Question

Show that the sets of upper-triangular and lower-triangular matrices are subspaces of F n,n . Call them U and L respectively. What are their dimensions?

Answer 1

Answer:

dim L = dim U = $\frac{n(n+1)}{2}$

Step-by-step explanation:

We can do it only for the lower-triangular matrices, the case of the upper-triangular matrices is similar. We might caracterice nxn the lower-triangular matrices, as the nxn matrices $A=(a_{ij})$ such that the entry $a_{ij}=0$ if i<j.

Now let $A=(a_{ij})$ and $B=(b_{ij})$ be two lower triangular matrices, now if

$C=A+\lambda B$ for some $\lambda \in \mathbb{F}$

then the entry $c_{ij}$ of C is equal to

$c_{ij}=a_{ij}+\lambda b_{ij}$

Now, if i<j, it must hold that $a_{ij}=0 \quad \text{and} \quad b_{ij}=0$. Therefore, if this is the case we must have that $c_{ij}=0$ and so we get that C is also a lower triangular matrix. This showa that L is closed under sum and scalar multiplcation, hence it is a linear subspace.
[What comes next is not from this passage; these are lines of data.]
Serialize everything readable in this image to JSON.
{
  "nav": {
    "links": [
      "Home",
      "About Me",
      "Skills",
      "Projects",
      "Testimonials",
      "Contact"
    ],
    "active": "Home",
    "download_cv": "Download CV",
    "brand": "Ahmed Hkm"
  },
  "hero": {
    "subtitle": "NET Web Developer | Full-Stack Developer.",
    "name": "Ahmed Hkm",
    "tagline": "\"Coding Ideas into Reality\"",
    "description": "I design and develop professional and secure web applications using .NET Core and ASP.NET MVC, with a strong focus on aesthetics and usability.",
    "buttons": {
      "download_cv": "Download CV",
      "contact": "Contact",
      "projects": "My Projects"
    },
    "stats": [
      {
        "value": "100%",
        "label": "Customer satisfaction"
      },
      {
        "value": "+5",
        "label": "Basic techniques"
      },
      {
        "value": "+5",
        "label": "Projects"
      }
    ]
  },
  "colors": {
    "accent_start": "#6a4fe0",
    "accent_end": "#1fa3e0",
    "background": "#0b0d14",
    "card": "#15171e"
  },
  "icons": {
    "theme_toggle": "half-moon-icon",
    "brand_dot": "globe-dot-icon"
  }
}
To find the dimension, note that all the entries of a lower-triangular matrix over the diagonal must be equal to zero. However, each entry of the matrix under the diagonal and in the diagonal might be any element of $\mathbb{F}$, any entry that can be choosen add up to the dimension of L, we n such elemnts for the first column, (n-1) for the second column, (n-2) for the third column etc.... Therefore,

$\dimL=n+(n-1)+(n-2)+...+2+1=\dfrac{n(n+1)}{2}$